Tijdens de conventie van 1884 in Chicago verzette een groep dissidente Republikeinen zich op een luidruchtige manier tegen de nominatie van James G. Blaine. Hij stond bekend als corrupt. Een deel van deze Republikeinse oppositie steunde daarom de Democraat Grover Cleveland, wiens naam overigens ook bezoedeld was. Van hem was namelijk bekend dat hij een buitenechtelijk kind had. Cleveland won de presidentsverkiezingen.
De opponenten, ”mugwumps” genoemd, ijverden nadien meer dan een decennium voor een progressievere koers van de Republikeinse partij. De latere president Theodore Roosevelt was een van hen.
In 1912 verliet ex-president Theodore Roosevelt met een groep partijgenoten de Republikeinse conventie omdat William Howard Taft opnieuw gekandideerd werd. Taft was sinds 1909 president, maar hij stelde veel mensen teleur. Roosevelt, die van 1901 tot 1909 president was geweest, wilde graag weer terug naar het Witte Huis. De conventie besloot echter anders.
Ernstig verdeeld
Daarop richtte Theodore Roosevelt een nieuwe, derde partij op. Hij dacht de strijd te winnen en vergeleek zijn partij met een Bull Moose – een elandstier. Vandaar dat die derde partij al snel de Bull-Moose Partij werd genoemd. Het resultaat was dat de Republikeinen ernstig verdeeld raakten. De Democraten wonnen, zij het met een minderheid van de stemmen. Taft en Roosevelt haalden samen namelijk één miljoen stemmen meer dan Woodrow Wilson, maar die werd wel president. Dankzij de verdeeldheid bij de Republikeinen.
In de jaren twintig van de vorige eeuw waren achtereenvolgende de Republikeinen Warren Harding, Calvin Coolidge en Herbert Hoover president. Bij de verkiezingen van 1932 wist de Democraat Franklin D. Roosevelt daar een einde aan te maken. Met zijn aanpak van de economische crisis, bekend als de New Deal, bracht hij verdeeldheid bij de Republikeinen. Sommigen pleitten ervoor dat alle maatregelen van Roosevelt werden teruggedraaid, andere Republikeinen wilden ze juist efficiënter maken. Door dat verschil van opvatting stond de Grand Old Party jaren buiten spel.
Barry Goldwater wist met zijn verzet tegen een „te liberale koers’ van de Republikeinse Partij met moeite de conventie van 1964 te winnen.
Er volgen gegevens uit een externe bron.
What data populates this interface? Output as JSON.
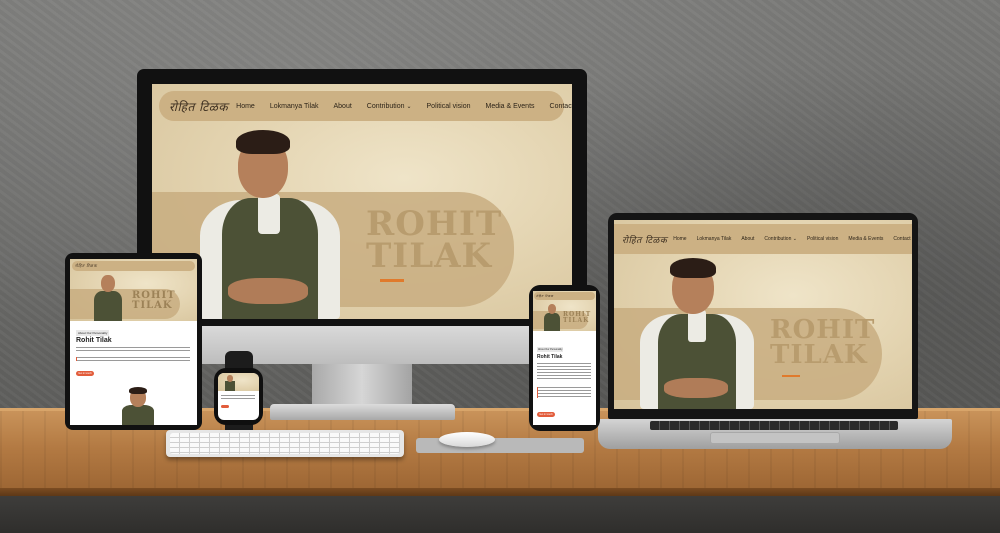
{
  "site": {
    "logo_text": "रोहित टिळक",
    "hero_name_line1": "ROHIT",
    "hero_name_line2": "TILAK",
    "menu": [
      {
        "label": "Home"
      },
      {
        "label": "Lokmanya Tilak"
      },
      {
        "label": "About"
      },
      {
        "label": "Contribution"
      },
      {
        "label": "Political vision"
      },
      {
        "label": "Media & Events"
      },
      {
        "label": "Contact"
      }
    ],
    "contribution_caret": "⌄"
  },
  "mobile": {
    "about_tag": "About Our Personality",
    "about_title": "Rohit Tilak",
    "cta_label": "Get in touch"
  },
  "colors": {
    "accent": "#e07a2c",
    "nav_bg": "#ccb184",
    "button": "#e25c3b"
  }
}
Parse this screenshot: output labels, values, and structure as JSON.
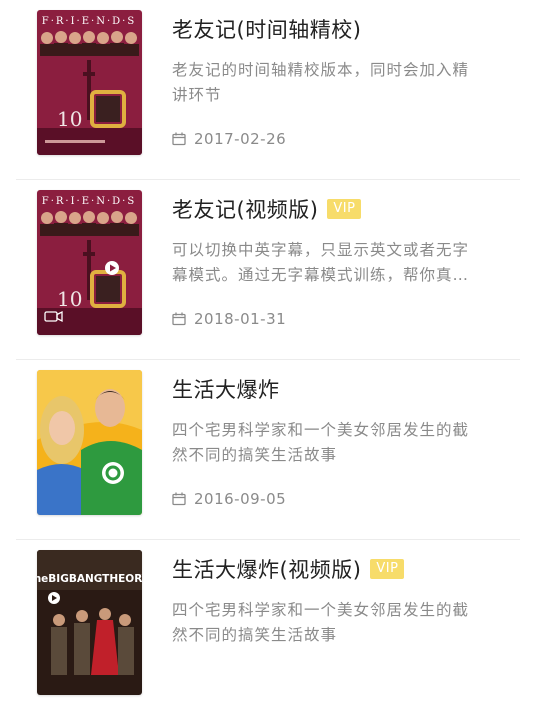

Een groot deel van de Republikeinen herkende zich niet in zijn ideeën. Deze groep wilde meer hervormingen; Goldwater niet. Hij was –toen– conservatief. Die verdeeldheid zorgde ervoor dat Goldwater bij de presidentsverkiezingen van dat jaar een verpletterende nederlaag leed tegenover de Democraat Lyndon B. Johnson. Slechts in vijf staten won de Republikein.
Brokstukken
Het was Richard Nixon die in 1968 de brokstukken bijeen wist te vergaren. Hij won van de Democraten – vooral omdat er in de zuidelijke staten veel verzet was tegen de burgerrechtenwetgeving die er tijdens de regering van Johnson was gekomen. Daardoor was de positie van de zwarte bevolking verbeterd. Nixons aftreden als gevolg van het Watergateschandaal gaf de Republikeinse Partij tijdelijk een terugslag.
President Reagan slaagde er in de jaren tachtig in de partij een solide basis te geven, waarbij de conservatieven lange tijd de bepalende factor werden voor de partijkoers.